Llegan a la casona, Sara y Fernando suben y se acomodan en sendos sofás (?) en la primera planta. Perry, terco, planta su tienda en un rincón frente a frente con el portalón, tras un coche aparcado y se apresta de nuevo al sueño. Oye a Marco, que llega y cierra el portón. Perry teme lo peor: que lo haya cerrado por dentro y, en caso de chaparrada, no poder entrar en la casa. Comprueba lo infundado de sus temores, pues el cerrojo puede abrirse a través del portillo y se vuelve a su carpa, no si separarla todo lo posible del mercedes aparcado frente a la casa, no vaya a ser que arranque y le atropellen (nótese lo poco bucólico de la situación que, por mor de la tormenta había trocado los anhelos silvestres de Perry obligándole a dormir bajo el tubo de escape de un viejo automóvil como un vagabundo urbano).

Empieza a llover de nuevo y el acampado, harto ya de tanto infortunio, entra en la casa y se acomoda en el zaguán, sobre su colchoneta, bajo un cajón de cartón y un banco de madera, definitivamente entregado a la filosofía pordiosera, pero, acurrucado, ¡por fin!, se duerme.

A las cuatro y media de la madrugada unos ruidos le despiertan, alguien se remueve en los pisos superiores: son Amanda y Pablo que se aprestan a partir. Dejan en el sofá la colchoneta y la toalla que les prestó el autor, sin darse cuenta que está ocupado: por Sara.
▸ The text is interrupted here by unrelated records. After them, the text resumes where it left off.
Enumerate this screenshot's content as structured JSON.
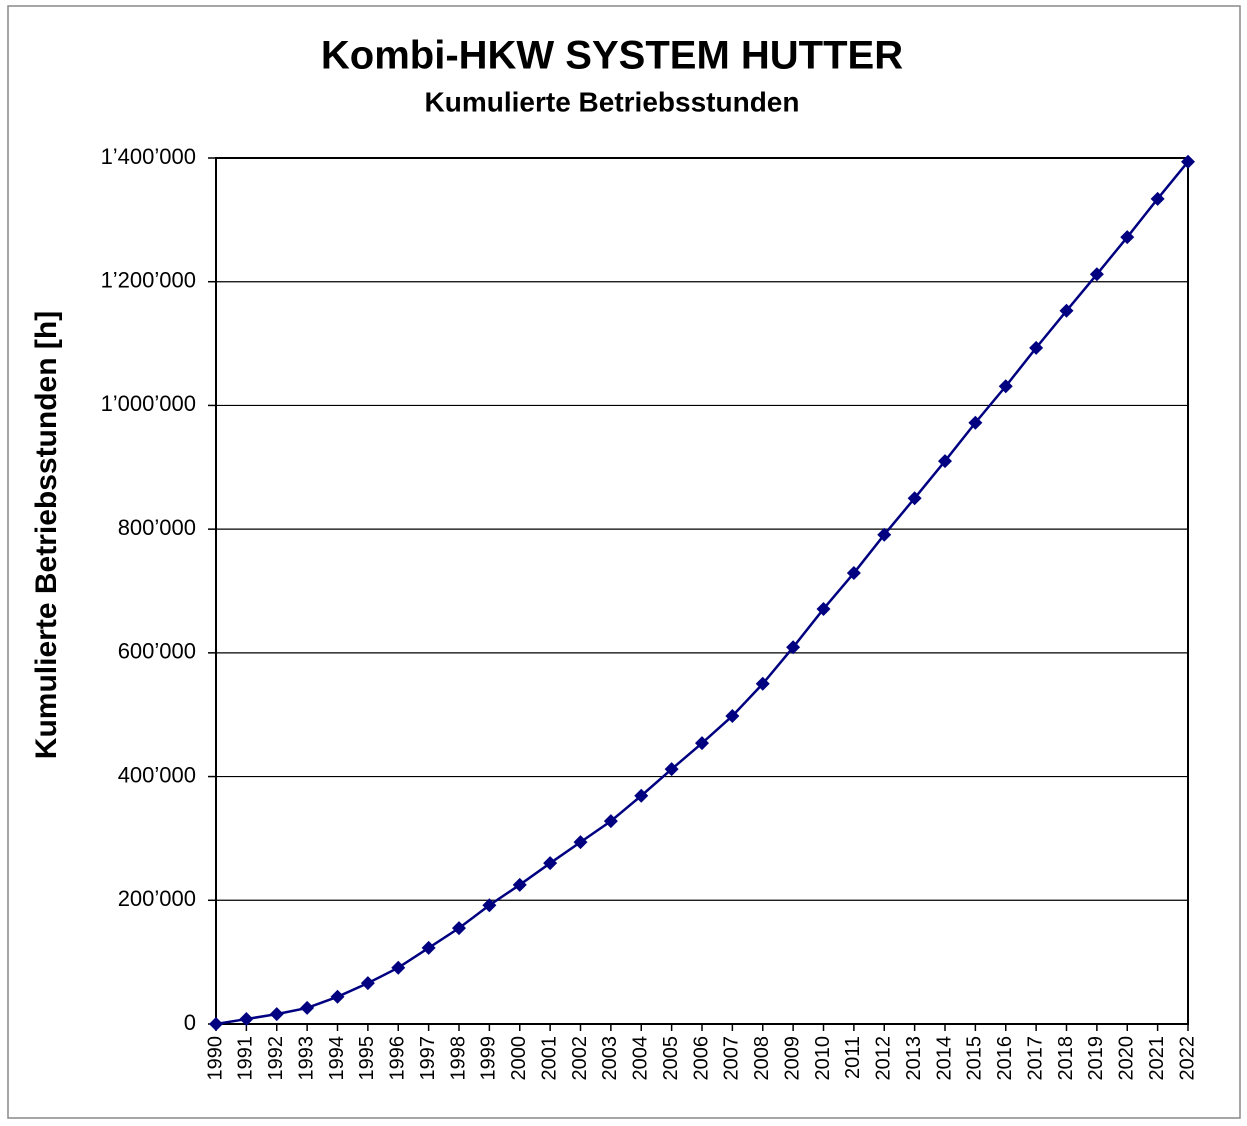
{
  "chart_data": {
    "type": "line",
    "title": "Kombi-HKW SYSTEM HUTTER",
    "subtitle": "Kumulierte Betriebsstunden",
    "y_label": "Kumulierte Betriebsstunden [h]",
    "categories": [
      "1990",
      "1991",
      "1992",
      "1993",
      "1994",
      "1995",
      "1996",
      "1997",
      "1998",
      "1999",
      "2000",
      "2001",
      "2002",
      "2003",
      "2004",
      "2005",
      "2006",
      "2007",
      "2008",
      "2009",
      "2010",
      "2011",
      "2012",
      "2013",
      "2014",
      "2015",
      "2016",
      "2017",
      "2018",
      "2019",
      "2020",
      "2021",
      "2022"
    ],
    "values": [
      0,
      8000,
      16000,
      26000,
      44000,
      66000,
      91000,
      123000,
      155000,
      192000,
      225000,
      260000,
      294000,
      328000,
      369000,
      412000,
      454000,
      498000,
      550000,
      609000,
      671000,
      729000,
      791000,
      850000,
      910000,
      972000,
      1031000,
      1093000,
      1153000,
      1212000,
      1272000,
      1334000,
      1394000
    ],
    "color": "#000080",
    "ylim": [
      0,
      1400000
    ],
    "yticks": [
      0,
      {
        "value": 200000,
        "label": "200’000"
      },
      {
        "value": 400000,
        "label": "400’000"
      },
      {
        "value": 600000,
        "label": "600’000"
      },
      {
        "value": 800000,
        "label": "800’000"
      },
      {
        "value": 1000000,
        "label": "1’000’000"
      },
      {
        "value": 1200000,
        "label": "1’200’000"
      },
      {
        "value": 1400000,
        "label": "1’400’000"
      }
    ],
    "grid": true
  }
}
Para mayor abundamiento, el televisor del salón se enciende espontáneamente, y Fernando descubre horrorizado un par de ceniceros, repletos de colillas de los puros que fuma Marco (¡qué arte exhibe este hombre hablando mientras mantiene el purito entre sus labios!), colillas cuya antigüedad debe ser afín a la de la casa. Los citados ceniceros emiten efluvios hacia sus pituitarias y le hacen exclamar vehementemente: ¡Qué bestia!.

Liberado de esta catarsis, logra hacerse con el mando del dichoso televisor y pone fin a su loco discurso. Amanda y Pablo logran encontrar la salida en el laberinto de la casona, y Perry se incorpora, temiendo que le pisen, estando como está en medio del paso. ¿Cómo puedes dormir aquí con esta humedad?, le pregunta Amanda, y Perry empieza entonces, y sólo entonces, a ser consciente del frío de los "sintecho". Se despiden deseándoles feliz camino.

Y el nómada decide buscarse otro lugar de acomodo menos lóbrego. Descartada la planta baja (no hay otro sitio libre que el zaguán), sube al primer piso, donde Sara le sugiere ocupar la cama que han dejado libre los viajeros salientes, y en ella, de nuevo se entrega al último y reparador sueño, no sin antes visitar el excusado, donde tiene que esperar a que el casero termine su meadita nocturna.

A las siete y media de la mañana, la luz nos despierta poniendo fin así a esta quimera de la que el autor aún duda si ocurrió realmente o fue fruto de un fugaz rapto de locura.

De ser, no obstante, cierta, la tradicional estoicidad espartana de nuestro espíritu montañero, nos impelería a repetirla a cada uno de los implicados en la misma. Esto no lo supera ni el más cutre de los refugios montañeros.